A wave of job cuts across Australia’s banking sector highlights the impact of technological advancements and profit-driven strategies on employment. The latest announcement came from Bendigo and Adelaide Bank, which plans to eliminate 158 jobs, primarily in its technology division. This decision follows significant layoffs at other major banks, including National Australia Bank (NAB), which is cutting 410 jobs, and ANZ Bank, which is reducing its workforce by 3,500 positions.
The Finance Sector Union disclosed these job cuts on October 12, 2023, as part of a broader trend affecting multiple financial institutions in recent weeks. The restructuring at Bendigo reflects a shift towards greater efficiency and the integration of new technologies. NAB’s cuts similarly target its technology and enterprise operations, underlining the sector’s focus on modernization.
According to Hugh Dive, chief investment officer at Atlas Funds Management, banks are not only responding to the immediate pressures of upgrading IT infrastructure but also seeking returns on these investments. Dive noted that the trend is driven by a desire to streamline operations. “If you can stop some manual handling in the back office, that’s a good outcome, and that’s what they do,” he explained.
The pressure on profits is further compounded by rising operational costs, including staff wages.
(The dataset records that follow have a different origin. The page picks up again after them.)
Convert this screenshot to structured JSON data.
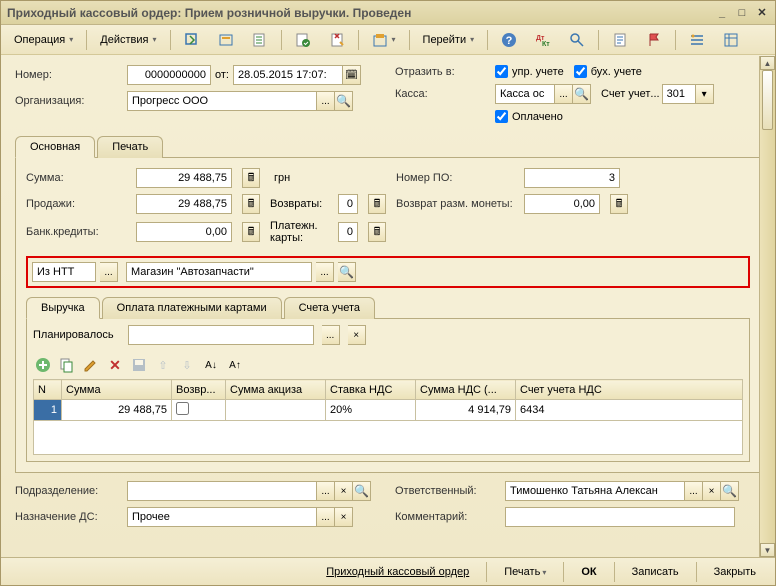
{
  "title": "Приходный кассовый ордер: Прием розничной выручки. Проведен",
  "menu": {
    "operation": "Операция",
    "actions": "Действия",
    "goto": "Перейти"
  },
  "header": {
    "number_lbl": "Номер:",
    "number": "0000000000",
    "from_lbl": "от:",
    "date": "28.05.2015 17:07:",
    "org_lbl": "Организация:",
    "org": "Прогресс ООО",
    "reflect_lbl": "Отразить в:",
    "upr": "упр. учете",
    "buh": "бух. учете",
    "kassa_lbl": "Касса:",
    "kassa": "Касса ос",
    "account_lbl": "Счет учет",
    "account": "301",
    "paid": "Оплачено"
  },
  "tabs": {
    "main": "Основная",
    "print": "Печать"
  },
  "main": {
    "sum_lbl": "Сумма:",
    "sum": "29 488,75",
    "currency": "грн",
    "sales_lbl": "Продажи:",
    "sales": "29 488,75",
    "returns_lbl": "Возвраты:",
    "returns": "0",
    "bank_lbl": "Банк.кредиты:",
    "bank": "0,00",
    "cards_lbl": "Платежн. карты:",
    "cards": "0",
    "from_ntt_lbl": "Из НТТ",
    "store": "Магазин \"Автозапчасти\"",
    "po_lbl": "Номер ПО:",
    "po": "3",
    "coin_lbl": "Возврат разм. монеты:",
    "coin": "0,00"
  },
  "subtabs": {
    "revenue": "Выручка",
    "cards": "Оплата платежными картами",
    "accounts": "Счета учета"
  },
  "plan_lbl": "Планировалось",
  "table": {
    "cols": {
      "n": "N",
      "sum": "Сумма",
      "ret": "Возвр...",
      "excise": "Сумма акциза",
      "vat_rate": "Ставка НДС",
      "vat_sum": "Сумма НДС (...",
      "vat_acc": "Счет учета НДС"
    },
    "rows": [
      {
        "n": "1",
        "sum": "29 488,75",
        "ret": false,
        "excise": "",
        "vat_rate": "20%",
        "vat_sum": "4 914,79",
        "vat_acc": "6434"
      }
    ]
  },
  "bottom": {
    "dept_lbl": "Подразделение:",
    "dept": "",
    "purpose_lbl": "Назначение ДС:",
    "purpose": "Прочее",
    "resp_lbl": "Ответственный:",
    "resp": "Тимошенко Татьяна Алексан",
    "comment_lbl": "Комментарий:",
    "comment": ""
  },
  "footer": {
    "title": "Приходный кассовый ордер",
    "print": "Печать",
    "ok": "ОК",
    "save": "Записать",
    "close": "Закрыть"
  }
}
Nathan Zaia, an analyst at Morningstar, pointed out that while banks consolidate their IT systems, they can enhance risk management and efficiency. “If you can make each banker be able to write a loan faster, you probably don’t need as many bankers over time,” Zaia said. He believes the current job reductions represent a gradual evolution within the industry rather than an abrupt shift.
While ANZ’s cuts are the most substantial, Westpac is also undergoing job reductions as part of a strategic initiative led by new chief executive Anthony Miller. Earlier this year, Miller encouraged managers to explore opportunities for a 5 percent staff reduction. In contrast, the Commonwealth Bank reported a slight increase in staff numbers during the last financial year.
Analyst Matt Wilson emphasized that banks are reacting to stagnant profit growth amid decreasing interest margins. He noted that as earnings come under pressure, banks are compelled to tighten their belts. “There’s just pressure on earnings, so they are all tightening their belts,” he commented. Wilson has previously indicated that the major banks have a “material opportunity” to lower their cost-to-income ratios, a crucial performance metric for investors.
The Finance Sector Union has criticized Bendigo’s move, stating that it stems from a long-term plan to “optimise” branch operations and increase efficiency through automation. The union warns that such changes could lead to diminished customer service quality. In response, a spokesperson for Bendigo stated the bank is committed to improving productivity and meeting customer expectations while continuing to engage with staff throughout the process.
The union has also taken action by filing a complaint with the Fair Work Commission, alleging that Bendigo failed to provide adequate information to affected employees regarding the job cuts.
As the banking sector grapples with these challenges, the ramifications of job cuts extend beyond financial institutions, affecting employees and customers alike. The ongoing restructuring raises questions about the future landscape of banking in Australia and the balance between technological advancement and workforce stability.